Aim for a stem section with at least 3 to 5 pairs of leaves and a total length of 5–8 cm (2–3 in). Remove the bottom pair of leaves so bare stem sits in the medium, leaving the upper leaves in the air. A single pair of leaves is the minimum that will root, but three or more gives the cutting enough stored energy to push through the 4 to 6 week wait. Longer cuttings with 6 to 8 leaves fill out into a lusher plant faster after potting.
When should I pot up string of turtles water cuttings?

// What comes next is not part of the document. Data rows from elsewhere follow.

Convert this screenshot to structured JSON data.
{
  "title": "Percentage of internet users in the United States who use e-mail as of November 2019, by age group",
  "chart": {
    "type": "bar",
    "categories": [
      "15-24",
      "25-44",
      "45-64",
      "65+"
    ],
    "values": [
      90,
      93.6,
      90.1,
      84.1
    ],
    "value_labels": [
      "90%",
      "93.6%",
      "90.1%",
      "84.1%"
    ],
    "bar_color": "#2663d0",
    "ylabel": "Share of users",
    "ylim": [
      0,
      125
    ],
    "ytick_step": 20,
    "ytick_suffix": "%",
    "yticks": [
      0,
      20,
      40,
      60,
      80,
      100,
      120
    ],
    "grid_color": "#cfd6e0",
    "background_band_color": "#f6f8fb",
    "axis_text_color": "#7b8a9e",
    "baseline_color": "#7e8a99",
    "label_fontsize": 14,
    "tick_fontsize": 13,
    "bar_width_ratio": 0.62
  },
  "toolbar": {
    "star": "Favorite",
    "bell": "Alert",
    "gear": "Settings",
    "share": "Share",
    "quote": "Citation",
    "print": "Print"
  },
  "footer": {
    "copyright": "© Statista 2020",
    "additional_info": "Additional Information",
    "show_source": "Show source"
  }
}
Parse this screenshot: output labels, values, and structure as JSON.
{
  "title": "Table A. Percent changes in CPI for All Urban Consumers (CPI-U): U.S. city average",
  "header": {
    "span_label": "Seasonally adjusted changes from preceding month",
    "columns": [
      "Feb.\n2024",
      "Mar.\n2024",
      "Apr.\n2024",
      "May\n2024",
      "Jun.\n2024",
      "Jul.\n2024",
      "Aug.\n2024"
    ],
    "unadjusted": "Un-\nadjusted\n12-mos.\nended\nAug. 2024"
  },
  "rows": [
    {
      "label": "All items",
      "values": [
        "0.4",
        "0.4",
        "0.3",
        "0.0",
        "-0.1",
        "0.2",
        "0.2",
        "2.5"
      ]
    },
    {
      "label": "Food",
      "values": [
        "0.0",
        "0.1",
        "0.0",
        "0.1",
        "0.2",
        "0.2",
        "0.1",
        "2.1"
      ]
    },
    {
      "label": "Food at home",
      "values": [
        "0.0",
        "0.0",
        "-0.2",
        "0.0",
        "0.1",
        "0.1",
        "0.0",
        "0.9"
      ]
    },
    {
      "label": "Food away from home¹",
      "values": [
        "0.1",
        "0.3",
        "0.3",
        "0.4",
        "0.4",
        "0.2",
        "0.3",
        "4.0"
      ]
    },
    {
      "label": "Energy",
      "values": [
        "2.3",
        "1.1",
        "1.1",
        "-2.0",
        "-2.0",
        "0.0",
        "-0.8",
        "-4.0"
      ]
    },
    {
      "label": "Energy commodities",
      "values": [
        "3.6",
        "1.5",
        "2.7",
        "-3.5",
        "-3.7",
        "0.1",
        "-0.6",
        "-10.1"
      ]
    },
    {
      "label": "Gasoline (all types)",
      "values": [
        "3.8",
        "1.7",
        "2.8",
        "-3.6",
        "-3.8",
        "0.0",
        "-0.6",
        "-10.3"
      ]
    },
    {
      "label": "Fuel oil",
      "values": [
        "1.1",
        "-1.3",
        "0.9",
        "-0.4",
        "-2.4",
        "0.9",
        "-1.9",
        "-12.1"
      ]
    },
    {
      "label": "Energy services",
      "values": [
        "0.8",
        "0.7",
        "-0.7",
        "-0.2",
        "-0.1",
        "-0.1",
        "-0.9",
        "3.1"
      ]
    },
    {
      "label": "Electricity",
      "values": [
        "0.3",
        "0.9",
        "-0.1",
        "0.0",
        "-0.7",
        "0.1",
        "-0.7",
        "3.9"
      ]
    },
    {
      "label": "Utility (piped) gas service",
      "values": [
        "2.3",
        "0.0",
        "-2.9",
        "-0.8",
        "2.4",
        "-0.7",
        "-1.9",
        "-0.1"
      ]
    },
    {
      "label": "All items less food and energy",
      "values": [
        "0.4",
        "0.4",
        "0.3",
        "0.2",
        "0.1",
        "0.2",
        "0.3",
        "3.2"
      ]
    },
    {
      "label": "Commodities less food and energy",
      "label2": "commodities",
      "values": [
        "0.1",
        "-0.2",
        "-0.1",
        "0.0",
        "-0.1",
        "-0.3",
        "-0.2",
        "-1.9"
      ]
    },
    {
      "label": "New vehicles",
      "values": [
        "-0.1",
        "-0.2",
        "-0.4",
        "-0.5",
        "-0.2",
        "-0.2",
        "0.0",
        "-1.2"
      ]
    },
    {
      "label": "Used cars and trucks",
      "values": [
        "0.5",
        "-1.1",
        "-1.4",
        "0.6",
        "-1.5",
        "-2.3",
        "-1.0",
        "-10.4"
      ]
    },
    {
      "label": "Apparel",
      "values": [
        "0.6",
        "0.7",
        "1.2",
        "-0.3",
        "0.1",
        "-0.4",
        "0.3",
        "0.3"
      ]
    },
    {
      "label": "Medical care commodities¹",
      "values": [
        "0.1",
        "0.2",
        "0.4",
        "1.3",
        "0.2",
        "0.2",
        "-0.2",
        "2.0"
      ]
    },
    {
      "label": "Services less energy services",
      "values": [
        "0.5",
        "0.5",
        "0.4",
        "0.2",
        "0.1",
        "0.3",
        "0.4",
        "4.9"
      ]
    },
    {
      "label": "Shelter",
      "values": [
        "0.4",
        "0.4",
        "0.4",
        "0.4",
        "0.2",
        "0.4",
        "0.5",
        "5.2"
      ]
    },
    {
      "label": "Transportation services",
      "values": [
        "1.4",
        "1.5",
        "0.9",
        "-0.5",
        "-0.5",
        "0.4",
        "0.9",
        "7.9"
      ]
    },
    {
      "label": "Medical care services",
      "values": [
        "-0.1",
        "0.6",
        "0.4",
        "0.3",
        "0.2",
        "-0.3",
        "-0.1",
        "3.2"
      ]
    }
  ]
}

Pot up once the roots are 2–4 cm (0.75–1.5 in) long. String of turtles roots are thinner and more delicate than pothos roots — do not wait until they are tangled. Transfer into a peat-free mix cut with 30 to 50% perlite, water sparingly, and keep at 20–24°C (68–75°F) with bright indirect light for the first four weeks while the water roots adapt to soil.
Does string of turtles need humidity to propagate?
Higher humidity (60–80%) speeds rooting and reduces the chance of the tiny leaves shrivelling before roots form. A clear plastic bag loosely tented over the cutting, a propagation tray with a humidity dome, or a spot near a humidifier all work. Avoid fully sealing the bag — some airflow prevents mould on the sphagnum or soil surface. Regular household humidity of 40–50% is usable but rooting will be on the slower end of the 4 to 6 week window.